# Facebook politics fact-checking

**If you like my work, please, leave an upvote and/or a comment: it will be really appreciated and it will motivate me in offering more content to the Kaggle community ! :)**

Welcome and thanks for viewing my Kernel!

**Context**

During the 2016 US presidential election, the phrase “fake news” found its way to the forefront in news articles, tweets, and fiery online debates the world over after misleading and untrue stories proliferated rapidly. BuzzFeed News analyzed over 1,000 stories from hyperpartisan political Facebook pages selected from the right, left, and mainstream media to determine the nature and popularity of false or misleading information they shared.

**Content**

This dataset supports the original story “Hyperpartisan Facebook Pages Are Publishing False And Misleading Information At An Alarming Rate” published October 20th, 2016. Here are more details on the methodology used for collecting and labeling the dataset (reproduced from the story):

**More on Our Methodology and Data Limitations**

“Each of our raters was given a rotating selection of pages from each category on different days. In some cases, we found that pages would repost the same link or video within 24 hours, which caused Facebook to assign it the same URL. When this occurred, we did not log or rate the repeat post and instead kept the original date and rating. Each rater was given the same guide for how to review posts:

* “Mostly True: The post and any related link or image are based on factual information and portray it accurately. This lets them interpret the event/info in their own way, so long as they do not misrepresent events, numbers, quotes, reactions, etc., or make information up. This rating does not allow for unsupported speculation or claims.

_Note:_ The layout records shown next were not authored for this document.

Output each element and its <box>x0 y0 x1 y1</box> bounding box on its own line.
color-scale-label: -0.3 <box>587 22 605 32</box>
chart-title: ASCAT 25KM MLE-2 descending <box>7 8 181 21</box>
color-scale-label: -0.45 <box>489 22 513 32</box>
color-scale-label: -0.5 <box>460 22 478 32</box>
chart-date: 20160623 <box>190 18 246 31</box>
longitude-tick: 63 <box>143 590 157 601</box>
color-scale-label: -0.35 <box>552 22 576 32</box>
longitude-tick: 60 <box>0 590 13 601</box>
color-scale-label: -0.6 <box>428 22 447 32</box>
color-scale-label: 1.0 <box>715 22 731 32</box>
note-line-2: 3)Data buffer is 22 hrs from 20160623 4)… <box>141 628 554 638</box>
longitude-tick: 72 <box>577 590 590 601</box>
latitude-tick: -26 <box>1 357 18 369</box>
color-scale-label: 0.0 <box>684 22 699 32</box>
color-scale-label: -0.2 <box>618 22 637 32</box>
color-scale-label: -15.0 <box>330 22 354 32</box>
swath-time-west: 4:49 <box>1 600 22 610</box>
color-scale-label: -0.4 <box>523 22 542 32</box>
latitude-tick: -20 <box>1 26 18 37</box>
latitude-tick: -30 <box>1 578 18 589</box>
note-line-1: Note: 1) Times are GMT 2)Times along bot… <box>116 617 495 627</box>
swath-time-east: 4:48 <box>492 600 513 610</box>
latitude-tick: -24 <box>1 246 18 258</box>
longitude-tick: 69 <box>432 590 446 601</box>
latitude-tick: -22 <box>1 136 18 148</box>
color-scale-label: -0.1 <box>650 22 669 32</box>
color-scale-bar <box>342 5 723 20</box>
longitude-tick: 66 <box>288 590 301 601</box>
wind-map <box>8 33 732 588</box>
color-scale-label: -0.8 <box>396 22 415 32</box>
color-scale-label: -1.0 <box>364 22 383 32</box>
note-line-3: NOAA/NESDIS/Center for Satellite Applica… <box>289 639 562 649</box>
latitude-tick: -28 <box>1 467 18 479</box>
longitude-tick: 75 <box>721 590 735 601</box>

* “Mixture of True and False: Some elements of the information are factually accurate, but some elements or claims are not. This rating should be used when speculation or unfounded claims are mixed with real events, numbers, quotes, etc., or when the headline of the link being shared makes a false claim but the text of the story is largely accurate. It should also only be used when the unsupported or false information is roughly equal to the accurate information in the post or link. Finally, use this rating for news articles that are based on unconfirmed information.

* “Mostly False: Most or all of the information in the post or in the link being shared is inaccurate. This should also be used when the central claim being made is false.

* “No Factual Content: This rating is used for posts that are pure opinion, comics, satire, or any other posts that do not make a factual claim. This is also the category to use for posts that are of the “Like this if you think...” variety.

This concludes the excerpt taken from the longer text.